Compreendemos que a necessidade de
apresentação de material clínico na pesquisa
psicanalítica deve ser problematizada,
levando em conta o impacto invasivo
causado a partir da auto-identificação dos
pacientes nas comunicações dos analistas.
METODOLOGIA
Elaboramos estudo fundamentado na substituição de relatos
literais de sessão pela apresentação de registros do acontecer
clínico sob a forma de narrativas brincantes, de caráter ficcional, no
contexto do grupo de pesquisa. As associações livres, hipóteses e
compreensões produzidas pelos pesquisadores diante destas
narrativas são anotadas e, num segundo momento, comparamos as
percepções clínicas do grupo com aquilo que surge a partir dos
relatos não ficcionais dos mesmos casos.
3
RESULTADOS E DISCUSSÃO
A utilização deste tipo de proposta vem revelando-se bastante
produtiva no contexto dos grupos de pesquisa.
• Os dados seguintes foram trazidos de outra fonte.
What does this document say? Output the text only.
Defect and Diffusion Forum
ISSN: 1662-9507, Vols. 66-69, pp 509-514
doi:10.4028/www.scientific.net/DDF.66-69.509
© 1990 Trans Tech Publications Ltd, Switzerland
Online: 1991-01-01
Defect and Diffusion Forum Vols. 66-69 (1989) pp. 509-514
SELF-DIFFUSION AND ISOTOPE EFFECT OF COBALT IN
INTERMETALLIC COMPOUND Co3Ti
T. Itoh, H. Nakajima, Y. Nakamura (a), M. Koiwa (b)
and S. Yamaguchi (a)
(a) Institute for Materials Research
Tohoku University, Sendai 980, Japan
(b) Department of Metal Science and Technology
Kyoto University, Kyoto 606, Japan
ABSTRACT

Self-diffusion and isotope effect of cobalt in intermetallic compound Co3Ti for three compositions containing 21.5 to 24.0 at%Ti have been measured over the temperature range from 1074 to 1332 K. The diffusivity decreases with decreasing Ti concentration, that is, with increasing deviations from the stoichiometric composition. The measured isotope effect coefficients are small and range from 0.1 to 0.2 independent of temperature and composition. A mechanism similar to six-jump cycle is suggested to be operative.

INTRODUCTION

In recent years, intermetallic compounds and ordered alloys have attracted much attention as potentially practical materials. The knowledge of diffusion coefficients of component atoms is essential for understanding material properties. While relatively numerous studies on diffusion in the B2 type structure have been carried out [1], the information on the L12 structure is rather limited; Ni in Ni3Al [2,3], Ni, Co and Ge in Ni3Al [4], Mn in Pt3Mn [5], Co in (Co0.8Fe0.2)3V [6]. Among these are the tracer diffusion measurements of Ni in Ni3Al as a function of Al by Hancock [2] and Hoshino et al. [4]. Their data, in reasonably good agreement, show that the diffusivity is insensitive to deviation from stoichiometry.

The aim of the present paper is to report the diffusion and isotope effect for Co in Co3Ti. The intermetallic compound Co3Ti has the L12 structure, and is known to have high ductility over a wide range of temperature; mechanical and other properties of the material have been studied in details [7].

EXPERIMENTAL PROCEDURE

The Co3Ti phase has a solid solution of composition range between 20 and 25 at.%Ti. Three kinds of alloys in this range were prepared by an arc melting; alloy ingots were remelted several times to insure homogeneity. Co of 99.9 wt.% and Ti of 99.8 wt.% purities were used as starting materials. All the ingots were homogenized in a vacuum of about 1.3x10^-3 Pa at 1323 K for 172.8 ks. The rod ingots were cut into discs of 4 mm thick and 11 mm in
Uma vez que pretende,
ao mesmo tempo, dificultar maximamente a auto-identificação dos
pacientes/participantes, bem como assegurar a apresentação do
acontecer clínico, compreendemos que tal procedimento abrange o
cuidado com o rigor científico, mas também atenta à preservação do
bem-estar psicológico dos participantes/pacientes, efetivando um
cuidado ético.
Flic é um pingüim que habita o sul do
continente. É agitado e adora cuidar dos outros pingüins que o
procuram freqüentemente pedindo ajuda. Nunca passa
despercebido quando chega em algum lugar, pois é brincalhão e
demonstra muita vivacidade através da sua extroversão. Mas, de
fato, ninguém conhece Flic, pois por trás daquele esforço em
demonstrar sempre uma grande alegria, existe alguém que se
sente muito sozinho e que possui muita dificuldade em expor os
seus sentimentos. Essa situação fez com que ele há alguns
anos procurasse ajuda nas reuniões
que são realizadas pelos
pinguins-de-olhos-amarelos.(...)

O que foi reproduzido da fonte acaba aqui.